In the Senate in December, Opposition Senator Wade Mark asked Trade and Industry Minister Paula Gopee-Scoon – speaking on behalf of Energy Minister Stuart Young – about laying the NiQuan report in the Parliament. Gopee-Scoon said then the matter was sub judice and the report would not be laid in the Parliament, as NiQuan was a private company.
President of the Steel Workers Union (SWUTT) Timothy Bailey told Newsday his information was that Mansingh was put in a private vehicle and taken to hospital.
Bailey said he spoke to Christopher Kelshall, the appointed liquidator to oversee the winding up of Arcelor Mittal and its transition to the TT Iron and Steel Co, who confirmed that Mansingh had been retained after Arcelor Mittal ceased operations, to assist in refurbishing the plant.
“He told me an investigation is ongoing, but I am curious to know what activities were actually taking place on the plant,” Bailey said.
NO UNIONS, NO POLICING
Bailey said this incident was very concerning, as it comes days after the release of the Paria CoE report into the deaths of four divers. That report has recommended corporate manslaughter charges. Bailey also noted that no report into the NiQuan accident has been released to the public.
“People claim that unions are obstructionist, but just look at these past incidents resulting in fatalities, and you would realise there was no unions being involved in these workplaces. Not at Paria, not at NiQuan," Bailey said.
He added that trade unions are important in ensuring worker rights.
"I am moved to say wherever the unions exist, workplaces are safer.”
Warwick agreed, saying his thoughts go out to all the families who have lost loved ones in workplace accidents and incidents when all they did was try to make an honest day's pay to support their loved ones.
“I want to remind people of a similar accident that happened at another plant which was closed and the union removed.
"This is a trend: where there isn’t any union representation, there are fatal accidents.
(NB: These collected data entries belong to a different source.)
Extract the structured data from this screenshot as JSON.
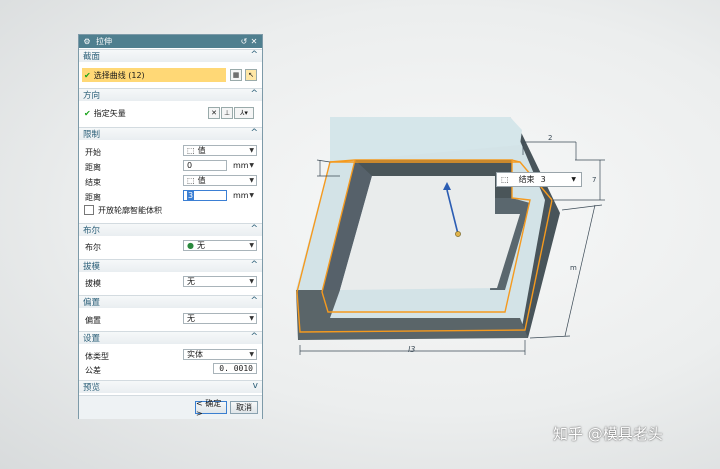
{
  "dialog": {
    "title": "拉伸",
    "sections": {
      "section": {
        "label": "截面",
        "select_curve": "选择曲线 (12)"
      },
      "direction": {
        "label": "方向",
        "specify_vector": "指定矢量"
      },
      "limits": {
        "label": "限制",
        "start_label": "开始",
        "start_value": "值",
        "distance1_label": "距离",
        "distance1_value": "0",
        "distance1_unit": "mm",
        "end_label": "结束",
        "end_value": "值",
        "distance2_label": "距离",
        "distance2_value": "3",
        "distance2_unit": "mm",
        "open_profile_label": "开放轮廓智能体积"
      },
      "boolean": {
        "label": "布尔",
        "field_label": "布尔",
        "value": "无"
      },
      "draft": {
        "label": "拔模",
        "field_label": "拔模",
        "value": "无"
      },
      "offset": {
        "label": "偏置",
        "field_label": "偏置",
        "value": "无"
      },
      "settings": {
        "label": "设置",
        "body_type_label": "体类型",
        "body_type_value": "实体",
        "tolerance_label": "公差",
        "tolerance_value": "0. 0010"
      },
      "preview": {
        "label": "预览"
      }
    },
    "buttons": {
      "ok": "< 确定 >",
      "cancel": "取消"
    }
  },
  "viewport": {
    "end_popup_label": "结束",
    "end_popup_value": "3",
    "dimension_label": "l3"
  },
  "watermark": "知乎 @模具老头",
  "colors": {
    "titlebar": "#4f7f8f",
    "highlight": "#ffd876",
    "edge": "#f59a1e",
    "face_light": "#c8dce2",
    "face_dark": "#4a5559"
  }
}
Unions police these institutions to make sure companies follow, in the strictest sense, the OSH regulations.
“Where workers do not have the protection of the union, workers are unable to exercise their rights under the OSH Act, because of victimisation, and are therefore afraid to exercise their right to remove themselves from dangerous situations."
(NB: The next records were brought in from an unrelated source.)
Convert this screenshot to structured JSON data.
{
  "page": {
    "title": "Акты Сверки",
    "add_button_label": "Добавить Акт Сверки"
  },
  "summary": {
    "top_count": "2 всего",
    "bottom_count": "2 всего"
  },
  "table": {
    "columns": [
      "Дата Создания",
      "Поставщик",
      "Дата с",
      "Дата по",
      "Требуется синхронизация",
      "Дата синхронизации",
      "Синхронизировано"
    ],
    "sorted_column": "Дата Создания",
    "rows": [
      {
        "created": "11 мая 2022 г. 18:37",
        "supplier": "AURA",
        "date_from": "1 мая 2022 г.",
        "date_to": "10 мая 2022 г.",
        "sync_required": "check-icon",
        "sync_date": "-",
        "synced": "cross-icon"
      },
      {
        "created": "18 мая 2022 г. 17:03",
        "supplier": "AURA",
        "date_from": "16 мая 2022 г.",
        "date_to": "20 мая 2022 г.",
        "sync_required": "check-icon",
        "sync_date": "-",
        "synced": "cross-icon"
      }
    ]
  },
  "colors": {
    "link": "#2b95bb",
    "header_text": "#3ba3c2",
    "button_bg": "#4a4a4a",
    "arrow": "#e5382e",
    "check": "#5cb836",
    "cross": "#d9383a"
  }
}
Lee, who has been calling inside and outside Parliament for the NiQuan report to be made public, said it is time this Government stops hiding behind the excuse of “privacy for private companies," which stymies accountability.
“If you keep covering up theses incidents, we cannot grow with respect to the safety of our workers,” Lee said.
Lee said there are certain safety standards by which plants operate on the Pt Lisas estate and workers must be certified. He asked if there were any safety officers at the steel plant when Mansingh suffered his fatal injuries.
“Are companies operating within the strictest OSH safety standards? I don't know. The Minister of Energy, under whose portfolio these plants fall, must give some clarity to this situation, must give clarity to the families of these workers who died on the job.”
Minister of Labour Stephen Mc Clashie did not respond to several calls Newsday made to his cellphone on Tuesday afternoon.